September 13th, 2017
 
Completely Restored
Ezekiel 40:1-4
 
Read
On April 28, during the twenty-fifth year of our captivity—fourteen years after the fall of Jerusalem—the LORD took hold of me. In a vision from God he took me to the land of Israel and set me down on a very high mountain. From there I could see toward the south what appeared to be a city. As he brought me nearer, I saw a man whose face shone like bronze standing beside a gateway entrance. He was holding in his hand a linen measuring cord and a measuring rod.

He said to me, “Son of man, watch and listen. Pay close attention to everything I show you. You have been brought here so I can show you many things. Then you will return to the people of Israel and tell them everything you have seen.” (Ezekiel 40:1-4)
 
Reflect
The Temple was built in 520–515 B.C. (see Ezra 5–6), but fell short of Ezekiel’s plan (Haggai 2:3; Zechariah 4:10). This vision of the Temple has been interpreted in four main ways: (1) This is the Temple Zerubbabel should have built in 520–515 B.C. and is the actual blueprint Ezekiel intended. But due to disobedience (Ezekiel 43:2-10), it was never followed. (2) This is a literal Temple to be rebuilt during the millennial reign of Christ. (3) This Temple is symbolic of the true worship of God by the Christian church right now. (4) This Temple is symbolic of the future and eternal reign of God when his presence and blessing fill the earth.
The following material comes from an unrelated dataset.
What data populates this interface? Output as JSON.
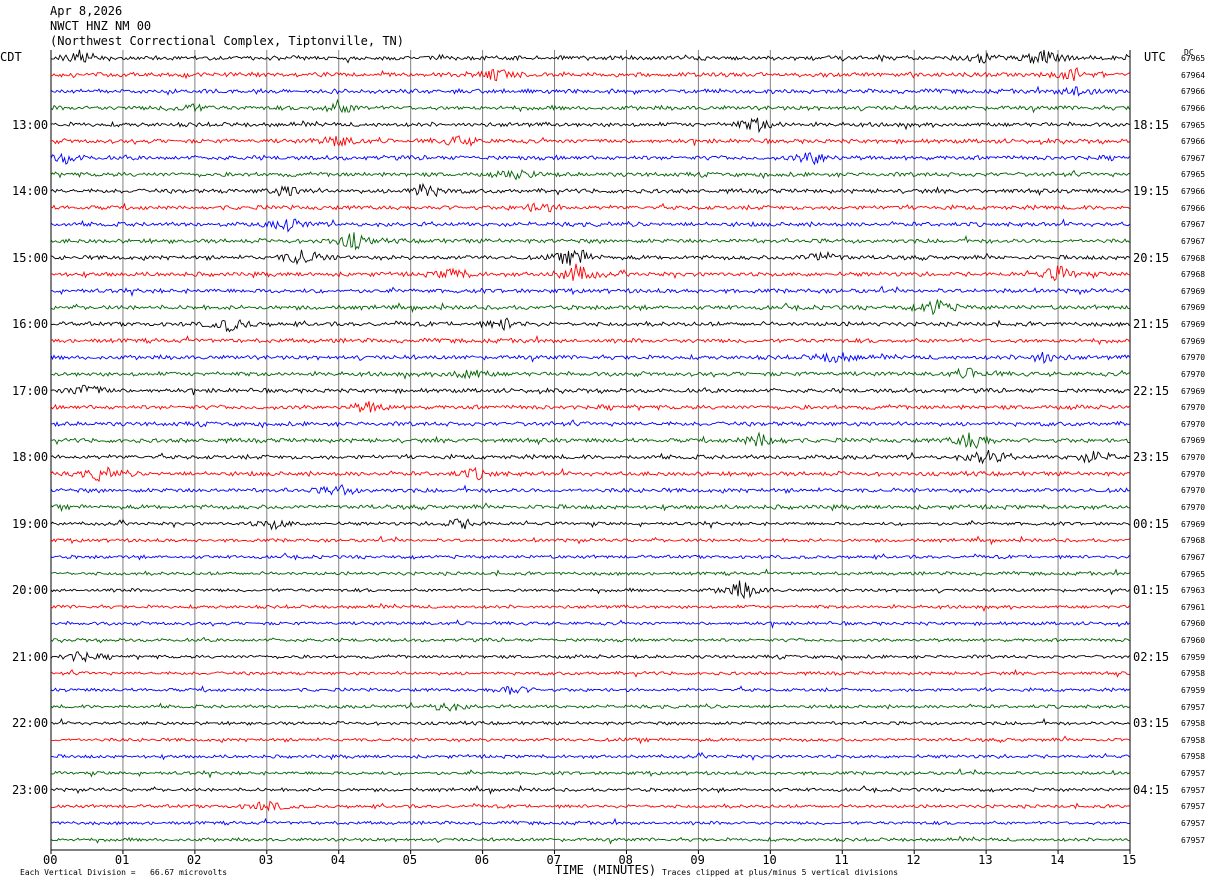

Aided by a heavenly messenger, Ezekiel explained God’s dwelling place in words and images that the people could understand. God wanted them to see the great splendor he had planned for those who lived faithfully. This kind of Temple was never built, but it was a vision intended to typify God’s perfect plan for his people—the centrality of worship, the presence of the Lord, the blessings flowing from it, and the orderliness of worship and worship duties.
 
Respond
The beauty and orderliness of worship in the Temple come through in Ezekiel’s vision, but they weren’t fully realized on earth. This is an analogy of the expectations we may have for worship. We get an idea in our head about what we want it to be like, but sometimes our expectations aren’t met. What are your expectations concerning worship? What aspects of it are priorities? What do you teach your children (if you have any) about the importance of it? How do you sense God’s presence through it?